Antonio Tajani, 70 ans, est l’un des hommes politiques les plus expérimentés d’Italie (1) et le plus francophile des vingt-cinq ministres du gouvernement présidé par Giorgia Meloni depuis octobre 2022 — un gouvernement de coalition constitué de Fratelli d’Italia, de Forza Italia et de la Ligue. Coordonnateur national de Forza Italia, le parti de Silvio Berlusconi dont il a été l’homme de confiance et le conseiller pendant des années, il incarne la continuité.

À l’annonce de la mort du Cavaliere, à l’âge de 86 ans dans un hôpital de Milan, il a quitté précipitamment Washington où il s’entretenait avec le secrétaire d’État Antony Blinken pour participer le 14 juin, visiblement ému, aux funérailles nationales célébrées en la cathédrale de Milan. Dès le lendemain, à Rome, lors d’une conférence de presse au siège de Forza Italia, sous une immense photo du leader disparu, Antonio Tajani a lu un message par lequel l’aînée du clan — Marina Berlusconi, à qui son père avait confié la gestion de sa holding Fininvest et de son image — lui réaffirmait son total soutien et sa pleine confiance.

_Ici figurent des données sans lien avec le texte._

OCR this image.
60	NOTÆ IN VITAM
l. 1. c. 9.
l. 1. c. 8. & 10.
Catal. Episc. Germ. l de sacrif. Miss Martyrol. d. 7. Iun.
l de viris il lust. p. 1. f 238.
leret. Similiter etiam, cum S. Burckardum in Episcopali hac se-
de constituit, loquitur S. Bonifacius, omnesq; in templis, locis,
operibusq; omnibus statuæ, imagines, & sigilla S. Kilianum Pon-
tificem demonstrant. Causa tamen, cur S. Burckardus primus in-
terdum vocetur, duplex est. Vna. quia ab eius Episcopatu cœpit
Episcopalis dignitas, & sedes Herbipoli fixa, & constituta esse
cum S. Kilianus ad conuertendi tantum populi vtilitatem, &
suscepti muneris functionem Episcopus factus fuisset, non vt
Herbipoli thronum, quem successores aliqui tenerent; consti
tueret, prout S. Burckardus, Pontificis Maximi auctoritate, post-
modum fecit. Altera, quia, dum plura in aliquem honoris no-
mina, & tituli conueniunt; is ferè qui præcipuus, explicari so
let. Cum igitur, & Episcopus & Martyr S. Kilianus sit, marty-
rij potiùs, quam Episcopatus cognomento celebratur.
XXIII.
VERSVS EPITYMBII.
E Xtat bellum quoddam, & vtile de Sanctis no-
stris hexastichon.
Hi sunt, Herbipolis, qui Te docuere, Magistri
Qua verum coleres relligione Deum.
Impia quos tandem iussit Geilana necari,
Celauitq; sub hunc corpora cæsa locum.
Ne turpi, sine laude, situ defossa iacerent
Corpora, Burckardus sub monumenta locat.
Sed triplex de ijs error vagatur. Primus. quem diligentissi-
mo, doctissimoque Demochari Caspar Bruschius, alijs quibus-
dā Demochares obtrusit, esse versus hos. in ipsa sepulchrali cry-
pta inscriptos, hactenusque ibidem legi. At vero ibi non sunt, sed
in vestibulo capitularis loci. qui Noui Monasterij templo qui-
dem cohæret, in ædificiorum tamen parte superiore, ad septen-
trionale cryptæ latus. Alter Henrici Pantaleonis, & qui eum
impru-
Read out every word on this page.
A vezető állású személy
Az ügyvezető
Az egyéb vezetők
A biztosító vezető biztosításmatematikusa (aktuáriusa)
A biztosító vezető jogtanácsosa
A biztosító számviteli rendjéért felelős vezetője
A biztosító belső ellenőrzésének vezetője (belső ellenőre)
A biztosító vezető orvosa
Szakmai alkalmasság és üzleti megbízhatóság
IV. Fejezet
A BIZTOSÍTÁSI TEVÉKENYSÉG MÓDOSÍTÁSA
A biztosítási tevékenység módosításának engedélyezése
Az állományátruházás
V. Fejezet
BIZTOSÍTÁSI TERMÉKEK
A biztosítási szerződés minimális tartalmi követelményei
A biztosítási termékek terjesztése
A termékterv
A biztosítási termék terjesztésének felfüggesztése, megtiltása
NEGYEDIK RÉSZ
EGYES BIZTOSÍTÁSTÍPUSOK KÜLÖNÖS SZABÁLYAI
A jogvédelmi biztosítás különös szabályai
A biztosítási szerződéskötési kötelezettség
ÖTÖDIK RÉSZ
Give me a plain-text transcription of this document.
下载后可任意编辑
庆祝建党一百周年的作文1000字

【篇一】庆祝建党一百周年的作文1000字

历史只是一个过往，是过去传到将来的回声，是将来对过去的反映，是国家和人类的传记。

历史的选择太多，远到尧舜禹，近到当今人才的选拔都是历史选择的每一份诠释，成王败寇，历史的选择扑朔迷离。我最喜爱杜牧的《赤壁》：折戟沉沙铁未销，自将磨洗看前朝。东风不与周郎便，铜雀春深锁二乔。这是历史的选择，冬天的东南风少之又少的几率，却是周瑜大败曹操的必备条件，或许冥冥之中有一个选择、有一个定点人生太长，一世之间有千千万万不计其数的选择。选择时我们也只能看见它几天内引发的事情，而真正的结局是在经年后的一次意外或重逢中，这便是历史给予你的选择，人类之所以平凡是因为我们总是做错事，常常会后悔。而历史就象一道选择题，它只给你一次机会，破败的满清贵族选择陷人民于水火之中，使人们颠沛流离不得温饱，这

La famille Berlusconi trouve en Antonio Tajani un allié précieux, fidèle et prévisible dans ses réactions. De surcroît, il est un gage de crédibilité sur la scène européenne et internationale : deux fois commissaire européen (aux Transports, puis à l’Industrie), président du Parlement européen de 2017 à 2019 et vice-président du Parti populaire européen (PPE – démocrate-chrétien) à Strasbourg, Antonio Tajani est un homme de réseaux et de consensus, un diplomate habile et affable. Loyal dans ses alliances, il l’a prouvé dans sa relation avec Giorgia Meloni, dont il épouse les orientations tout en lui suggérant des axes d’intervention sur l’Europe, l’Ukraine et l’Afrique. Sur l’immigration, Antonio Tajani l’a convaincue de mener une politique plus incisive en direction des pays d’Afrique du Nord et du Sahel. S’agissant des relations avec la France, il a réagi vivement aux propos « inacceptables » tenus le 4 mai par le ministre français de l’Intérieur Gérald Darmanin qui avait accusé le gouvernement Meloni d’être « incapable de régler les problèmes migratoires », n’hésitant pas à annuler sur-le-champ une visite à Paris (2). Il a fallu tout le savoir-faire diplomatique de Catherine Colonna, avec qui Tajani entretient des relations chaleureuses, pour renouer les fils trois semaines plus tard.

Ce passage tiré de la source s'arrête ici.